Aspartic acid homozygosity at codon 57 of HLA-DQ beta is associated with susceptibility to pulmonary tuberculosis in Cambodia.

After infection with Mycobacterium tuberculosis, clinical disease usually remains latent, contained by the host immune response. Although polymorphisms of HLA loci have been hypothesized to play a major role in the breakdown of latency, a functional link has not been established. Molecular-based HLA-typing methods were used to test the association of sets of HLA alleles encoding an aspartic acid at codon 57 of the HLA-DQ beta-chain (HLA-DQ beta57-Asp) with susceptibility to tuberculosis in a cohort of 436 pulmonary tuberculosis patients and 107 healthy controls from Cambodia. HLA class II null cells were transduced with HLA-DQ beta57-Asp or HLA-DQ beta57-Ala and evaluated for their ability to bind peptides from two immunogenic M. tuberculosis specific proteins, ESAT-6 and CFP-10. In this study, we report a highly significant association between progressive pulmonary tuberculosis and homozygosity for HLA-DQ beta57-Asp alleles.

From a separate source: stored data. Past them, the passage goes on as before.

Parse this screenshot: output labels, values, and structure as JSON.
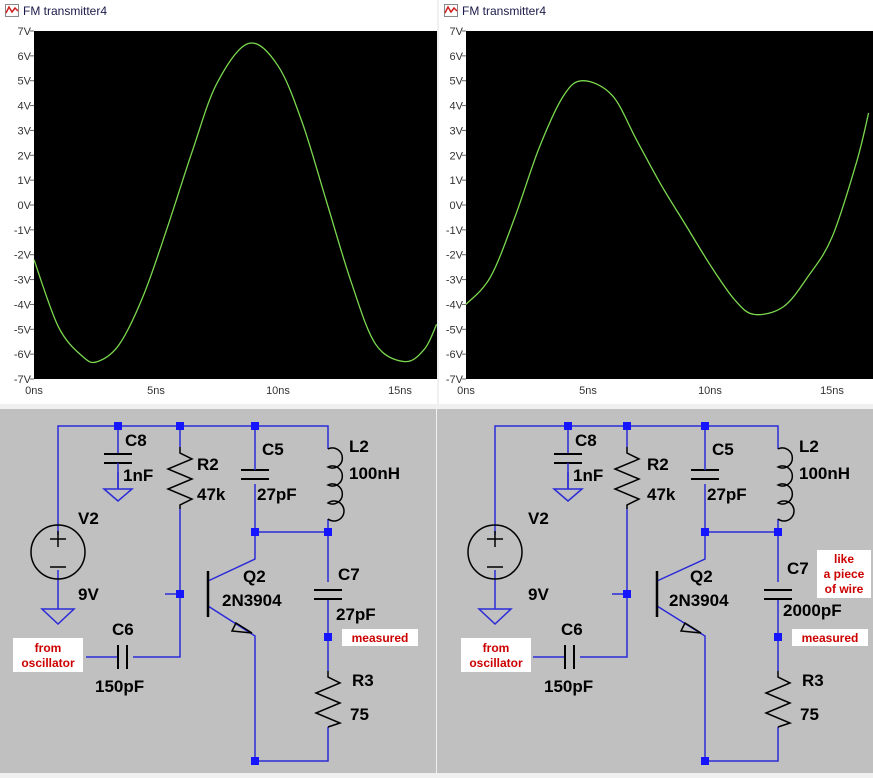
{
  "colors": {
    "plot_bg": "#000000",
    "trace": "#7bd84e",
    "axis_text": "#d9d9d9",
    "schematic_bg": "#c0c0c0",
    "wire": "#2a2ad8",
    "node": "#1515ff",
    "note_text": "#cc0000"
  },
  "left_window": {
    "title": "FM transmitter4",
    "y_ticks": [
      "7V",
      "6V",
      "5V",
      "4V",
      "3V",
      "2V",
      "1V",
      "0V",
      "-1V",
      "-2V",
      "-3V",
      "-4V",
      "-5V",
      "-6V",
      "-7V"
    ],
    "x_ticks": [
      "0ns",
      "5ns",
      "10ns",
      "15ns"
    ]
  },
  "right_window": {
    "title": "FM transmitter4",
    "y_ticks": [
      "7V",
      "6V",
      "5V",
      "4V",
      "3V",
      "2V",
      "1V",
      "0V",
      "-1V",
      "-2V",
      "-3V",
      "-4V",
      "-5V",
      "-6V",
      "-7V"
    ],
    "x_ticks": [
      "0ns",
      "5ns",
      "10ns",
      "15ns"
    ]
  },
  "left_schematic": {
    "c8_name": "C8",
    "c8_value": "1nF",
    "r2_name": "R2",
    "r2_value": "47k",
    "c5_name": "C5",
    "c5_value": "27pF",
    "l2_name": "L2",
    "l2_value": "100nH",
    "v2_name": "V2",
    "v2_value": "9V",
    "q2_name": "Q2",
    "q2_value": "2N3904",
    "c7_name": "C7",
    "c7_value": "27pF",
    "c6_name": "C6",
    "c6_value": "150pF",
    "r3_name": "R3",
    "r3_value": "75",
    "from_line1": "from",
    "from_line2": "oscillator",
    "measured": "measured"
  },
  "right_schematic": {
    "c8_name": "C8",
    "c8_value": "1nF",
    "r2_name": "R2",
    "r2_value": "47k",
    "c5_name": "C5",
    "c5_value": "27pF",
    "l2_name": "L2",
    "l2_value": "100nH",
    "v2_name": "V2",
    "v2_value": "9V",
    "q2_name": "Q2",
    "q2_value": "2N3904",
    "c7_name": "C7",
    "c7_value": "2000pF",
    "c6_name": "C6",
    "c6_value": "150pF",
    "r3_name": "R3",
    "r3_value": "75",
    "from_line1": "from",
    "from_line2": "oscillator",
    "measured": "measured",
    "note_line1": "like",
    "note_line2": "a piece",
    "note_line3": "of wire"
  },
  "chart_data": [
    {
      "type": "line",
      "title": "FM transmitter4",
      "xlabel": "",
      "ylabel": "",
      "xlim": [
        0,
        16.5
      ],
      "ylim": [
        -7,
        7
      ],
      "x_ticks": [
        "0ns",
        "5ns",
        "10ns",
        "15ns"
      ],
      "grid": false,
      "series": [
        {
          "x": [
            0,
            1,
            2,
            2.6,
            3.5,
            4.5,
            5.5,
            6.5,
            7.5,
            8.8,
            10,
            11,
            12,
            13,
            14,
            15.2,
            16,
            16.5
          ],
          "values": [
            -2.2,
            -4.9,
            -6.1,
            -6.3,
            -5.6,
            -3.6,
            -0.8,
            2.2,
            4.9,
            6.5,
            5.6,
            3.3,
            0.1,
            -3.1,
            -5.6,
            -6.3,
            -5.8,
            -4.8
          ]
        }
      ]
    },
    {
      "type": "line",
      "title": "FM transmitter4",
      "xlabel": "",
      "ylabel": "",
      "xlim": [
        0,
        16.5
      ],
      "ylim": [
        -7,
        7
      ],
      "x_ticks": [
        "0ns",
        "5ns",
        "10ns",
        "15ns"
      ],
      "grid": false,
      "series": [
        {
          "x": [
            0,
            1,
            2,
            3,
            4,
            4.8,
            6,
            7,
            8,
            9,
            10,
            11,
            11.8,
            13,
            14,
            15,
            16,
            16.5
          ],
          "values": [
            -4,
            -2.9,
            -0.5,
            2.3,
            4.4,
            5,
            4.4,
            2.6,
            0.8,
            -0.8,
            -2.4,
            -3.8,
            -4.4,
            -4.1,
            -2.9,
            -1.3,
            1.7,
            3.7
          ]
        }
      ]
    }
  ]
}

The presence of HLA-DQ beta57-Asp resulted in a significantly reduced ability to bind a peptide from the central region of the ESAT-6 protein. Furthermore, when this peptide was presented by an HLA-DQ beta57-Asp allele, Ag-specific IFN-gamma production from CD4+ T cells from tuberculosis patients was significantly less than when this peptide was presented by an HLA-DQ-beta allele encoding an alanine at codon 57. Multiple genetic loci and ethnic-specific factors are likely involved in the human immune response to tuberculosis. The data presented here provide a functional explanation for a highly significant association between an HLA polymorphism and tuberculosis in a highly characterized group of patients with susceptibility to progressive tuberculosis infection in Cambodia.